那么他相信王安羽會立刻下車離開,以后也不會再和他聯系。這是王安羽,原則性極強的王安羽。
剛好他剛不就想趕她走嗎?
“沒有。”華峰說了實話。
王安羽面上嚴肅的表情終于松懈了些,她又問:“那你有強迫那些失足女孩去賣淫嗎?或者去做權色交易。”
“沒有。”華峰唇角的笑意擴大。
王安羽訝然,她知道他在說實話,他沒必要騙她,也不是那種會撒謊的男人,但是這怎么可能?黑社會不干這些喪盡天良的事怎么賺錢?
“那黑道那些年,你是在做什么?“王安羽面色嚴肅下來,狐疑看他,步步逼問。
她不做出甜蜜樣子的時候,那張小臉相當嚴肅,甚至有幾分威儀。
華峰終于忍不住,低笑了一聲。她這樣子真是像警察在盤問。他入黑道早,退黑道也早,很多年沒有過這種被警察盤問的感覺了。
王安羽不解,他笑什么?但莫名被他笑得小臉發燙,那嚴肅的模樣也裂開了一個縫隙,她聲線也不由自主膩下來:“你別...”

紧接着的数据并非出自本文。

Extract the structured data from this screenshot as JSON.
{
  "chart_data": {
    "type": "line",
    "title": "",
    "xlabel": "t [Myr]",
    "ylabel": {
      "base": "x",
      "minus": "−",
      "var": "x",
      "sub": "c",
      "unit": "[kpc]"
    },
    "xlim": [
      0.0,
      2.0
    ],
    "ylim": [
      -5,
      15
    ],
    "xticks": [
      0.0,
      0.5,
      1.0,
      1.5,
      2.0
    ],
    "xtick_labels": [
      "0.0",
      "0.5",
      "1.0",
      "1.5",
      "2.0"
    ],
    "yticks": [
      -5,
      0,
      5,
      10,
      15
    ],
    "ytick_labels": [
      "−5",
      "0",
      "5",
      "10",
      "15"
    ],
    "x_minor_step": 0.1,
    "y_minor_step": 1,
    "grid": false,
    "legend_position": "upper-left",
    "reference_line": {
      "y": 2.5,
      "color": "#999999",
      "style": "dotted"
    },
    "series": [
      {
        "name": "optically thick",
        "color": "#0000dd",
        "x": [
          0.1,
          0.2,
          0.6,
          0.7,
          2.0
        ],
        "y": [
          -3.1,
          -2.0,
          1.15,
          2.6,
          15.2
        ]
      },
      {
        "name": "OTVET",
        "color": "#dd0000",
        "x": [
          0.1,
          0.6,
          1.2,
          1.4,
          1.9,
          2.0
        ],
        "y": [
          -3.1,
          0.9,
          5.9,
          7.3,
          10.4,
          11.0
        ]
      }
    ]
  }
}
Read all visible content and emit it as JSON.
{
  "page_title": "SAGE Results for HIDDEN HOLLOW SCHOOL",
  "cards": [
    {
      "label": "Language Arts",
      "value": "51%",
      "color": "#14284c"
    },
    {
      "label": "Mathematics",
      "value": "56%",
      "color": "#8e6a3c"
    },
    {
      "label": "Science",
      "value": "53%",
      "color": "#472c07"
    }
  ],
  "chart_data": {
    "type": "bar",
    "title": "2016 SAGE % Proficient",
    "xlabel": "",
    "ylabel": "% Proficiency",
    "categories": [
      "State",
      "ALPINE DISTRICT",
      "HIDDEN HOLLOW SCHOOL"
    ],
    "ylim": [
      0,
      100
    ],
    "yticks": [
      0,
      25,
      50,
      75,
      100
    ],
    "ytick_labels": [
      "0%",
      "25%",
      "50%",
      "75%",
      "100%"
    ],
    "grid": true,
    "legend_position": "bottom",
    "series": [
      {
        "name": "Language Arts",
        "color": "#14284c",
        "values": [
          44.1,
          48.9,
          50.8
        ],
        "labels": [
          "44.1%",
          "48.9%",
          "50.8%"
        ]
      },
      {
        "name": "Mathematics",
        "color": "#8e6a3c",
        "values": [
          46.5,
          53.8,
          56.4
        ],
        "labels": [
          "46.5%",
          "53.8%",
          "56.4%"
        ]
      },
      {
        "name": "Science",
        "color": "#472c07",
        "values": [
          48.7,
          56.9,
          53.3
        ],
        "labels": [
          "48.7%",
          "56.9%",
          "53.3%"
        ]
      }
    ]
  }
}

她還想強撐著說什么,華峰已經低頭拿打火機新點了一支煙,吸了口,青藍色煙霧從他薄唇吐出,他說:“衣服脫了。”
王安羽怔住,臉整個紅了起來,剛還是她在嚴肅逼問他,怎么突然間她好像成了那個被居高臨下審視的人,她小腹發熱,聲音干澀:“你...要做什么...”
華峰側靠在駕駛座椅背上,和她拉開一段距離,昏暗的路燈透進來照得他輪廓明暗交迭,更顯深邃,他卻說:“王小姐,你穿成這樣我不敢回答,萬一你藏著竊聽器材就不好了。”
他刻意拉開的一段距離反而更有一種壓迫感的色情。就這樣審視著她,等她脫衣服。
王安羽呼吸發重,衣服下她心跳得劇烈又滾燙,隔著皮膚都能燙到這輕薄的真絲襯衫,她咬著唇,低頭拉開領子上的香檳色飄帶,一顆顆解掉扣子。
香檳色真絲如同流水一樣從她妖嬈的曲線滑落,白色半球形的內衣攏著她兩團更白、白得發膩的奶子展露出來。
眼前男人依舊不動聲色,顯然她做的還不夠。